Scott Hairston started his 10th consecutive game in the outfield Sunday, a notable feat. Signed last winter to serve as a right-handed bench bat and platoon outfielder, Hairston has played nearly every day down the stretch and will finish with close to 400 plate appearances, his highest total since 2009.
He is also enjoying the most productive season of his nine-year career, swatting a personal-best 19 home runs while slugging over .500. All of which leads Hairston to believe that when he becomes a free agent again this winter, he will be able to market himself as an everyday player.
“Wherever I wind up next year, I just want to have an expanded role,” Hairston said. “I’ve been able to get around 360 at-bats this year, and I would hope to get at least that many next year, whether it’s here or somewhere else.”
I can’t fault Hairston for wanting an expanded role based on what he’s done overall, but a look at his splits shows that he’s clearly done most of his damage against left-handed pitching against whom he’s enjoyed a .885 OPS – over 150 points higher than his .716 OPS against right-handed pitching.
Adding even more fuel to the debate about whether the Mets should bring Hairston back is the issue of money – always a major consideration with the Mets these days. Hairston was signed to a $1.1 million contract for the 2012 season. The 32-year old provided a lot of thump for the Mets in his limited role, racking up 25 doubles and 19 homers while driving in 54 runs in 386 plate appearances.
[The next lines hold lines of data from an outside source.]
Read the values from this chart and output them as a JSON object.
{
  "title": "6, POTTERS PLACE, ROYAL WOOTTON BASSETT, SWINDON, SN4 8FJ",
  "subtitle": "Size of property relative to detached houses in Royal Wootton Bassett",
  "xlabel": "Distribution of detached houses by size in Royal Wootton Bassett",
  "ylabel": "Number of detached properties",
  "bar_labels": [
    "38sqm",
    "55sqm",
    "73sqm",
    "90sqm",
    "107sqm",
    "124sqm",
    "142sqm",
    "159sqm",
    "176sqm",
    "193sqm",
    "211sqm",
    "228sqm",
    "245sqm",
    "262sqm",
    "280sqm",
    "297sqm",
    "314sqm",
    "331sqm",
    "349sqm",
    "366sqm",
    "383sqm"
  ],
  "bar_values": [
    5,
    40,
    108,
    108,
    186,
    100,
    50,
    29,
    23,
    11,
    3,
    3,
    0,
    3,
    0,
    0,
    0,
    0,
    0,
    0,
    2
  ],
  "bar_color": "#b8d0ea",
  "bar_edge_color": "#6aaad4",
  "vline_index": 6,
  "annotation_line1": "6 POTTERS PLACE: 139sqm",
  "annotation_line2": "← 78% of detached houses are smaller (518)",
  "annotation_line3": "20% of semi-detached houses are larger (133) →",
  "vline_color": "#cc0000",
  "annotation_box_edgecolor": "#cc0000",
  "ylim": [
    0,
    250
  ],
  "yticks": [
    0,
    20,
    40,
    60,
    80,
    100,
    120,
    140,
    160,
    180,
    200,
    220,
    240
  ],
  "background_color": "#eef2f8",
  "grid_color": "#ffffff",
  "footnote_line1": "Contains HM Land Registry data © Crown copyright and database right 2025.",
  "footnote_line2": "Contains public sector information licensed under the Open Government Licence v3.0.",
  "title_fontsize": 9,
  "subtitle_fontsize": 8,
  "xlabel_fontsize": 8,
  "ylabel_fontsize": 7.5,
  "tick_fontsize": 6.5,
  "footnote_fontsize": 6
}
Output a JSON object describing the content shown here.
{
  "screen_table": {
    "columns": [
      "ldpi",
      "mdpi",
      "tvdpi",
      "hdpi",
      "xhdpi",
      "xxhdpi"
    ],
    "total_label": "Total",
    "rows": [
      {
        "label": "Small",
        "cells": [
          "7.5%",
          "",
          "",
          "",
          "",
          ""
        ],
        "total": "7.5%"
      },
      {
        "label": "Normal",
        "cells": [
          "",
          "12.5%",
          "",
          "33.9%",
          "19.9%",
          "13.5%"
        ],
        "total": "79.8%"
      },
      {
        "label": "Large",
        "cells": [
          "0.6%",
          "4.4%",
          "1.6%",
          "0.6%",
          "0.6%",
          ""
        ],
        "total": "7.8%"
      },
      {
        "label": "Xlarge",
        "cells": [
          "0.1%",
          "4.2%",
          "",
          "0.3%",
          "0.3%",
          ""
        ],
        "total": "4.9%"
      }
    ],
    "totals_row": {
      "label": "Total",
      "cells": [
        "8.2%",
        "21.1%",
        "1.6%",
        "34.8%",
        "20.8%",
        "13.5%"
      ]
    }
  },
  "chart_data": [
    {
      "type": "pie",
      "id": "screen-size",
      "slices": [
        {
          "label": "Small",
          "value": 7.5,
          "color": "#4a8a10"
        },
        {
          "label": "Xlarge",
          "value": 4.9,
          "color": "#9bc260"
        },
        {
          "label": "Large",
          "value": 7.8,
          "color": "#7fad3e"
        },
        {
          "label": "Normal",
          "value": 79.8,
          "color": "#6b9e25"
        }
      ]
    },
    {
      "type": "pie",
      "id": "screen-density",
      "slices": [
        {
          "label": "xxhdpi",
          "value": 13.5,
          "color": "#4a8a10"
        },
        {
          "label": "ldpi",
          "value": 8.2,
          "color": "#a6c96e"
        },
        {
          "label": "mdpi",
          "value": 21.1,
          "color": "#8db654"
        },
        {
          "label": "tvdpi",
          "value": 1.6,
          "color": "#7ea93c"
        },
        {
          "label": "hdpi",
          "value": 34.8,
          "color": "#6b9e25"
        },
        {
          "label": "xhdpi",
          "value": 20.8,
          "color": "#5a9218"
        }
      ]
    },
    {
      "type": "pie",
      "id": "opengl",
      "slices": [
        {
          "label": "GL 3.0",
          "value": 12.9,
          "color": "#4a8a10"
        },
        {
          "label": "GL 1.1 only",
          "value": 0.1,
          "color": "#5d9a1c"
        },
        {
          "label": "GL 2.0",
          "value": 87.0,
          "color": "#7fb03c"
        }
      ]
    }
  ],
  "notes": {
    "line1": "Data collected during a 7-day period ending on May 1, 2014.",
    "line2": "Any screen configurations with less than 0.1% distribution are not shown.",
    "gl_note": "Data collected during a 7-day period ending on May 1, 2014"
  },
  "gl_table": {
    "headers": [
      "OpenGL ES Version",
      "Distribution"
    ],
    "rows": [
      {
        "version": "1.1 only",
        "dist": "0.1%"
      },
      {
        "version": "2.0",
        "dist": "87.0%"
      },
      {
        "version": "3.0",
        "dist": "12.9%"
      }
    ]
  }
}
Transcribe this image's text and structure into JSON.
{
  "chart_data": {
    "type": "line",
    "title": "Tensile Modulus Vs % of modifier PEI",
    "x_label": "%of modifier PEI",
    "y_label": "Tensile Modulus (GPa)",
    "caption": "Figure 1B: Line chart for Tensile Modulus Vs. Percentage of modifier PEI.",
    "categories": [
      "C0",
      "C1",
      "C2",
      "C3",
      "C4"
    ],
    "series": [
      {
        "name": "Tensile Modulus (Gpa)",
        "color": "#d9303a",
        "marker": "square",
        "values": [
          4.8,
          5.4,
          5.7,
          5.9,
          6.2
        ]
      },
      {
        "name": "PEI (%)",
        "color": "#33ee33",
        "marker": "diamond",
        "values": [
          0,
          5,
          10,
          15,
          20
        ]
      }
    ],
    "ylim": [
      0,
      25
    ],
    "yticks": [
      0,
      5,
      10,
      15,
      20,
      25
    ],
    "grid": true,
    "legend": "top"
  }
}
That’s a lot of bang for the buck, but he could easily fetch a $4-5 million dollar per year deal for a team that’s craving right-handed power this offseason.
Hairston’s likely loss will be a big blow to the Mets who are already among the worst in the majors in the power department. Losing their third leading home run hitter is just another thing they will have to try and replace this offseason. If you add David Wright or Ike Davis to those not coming back, it may be 4-5 years to get back on the grid in terms of offensive output.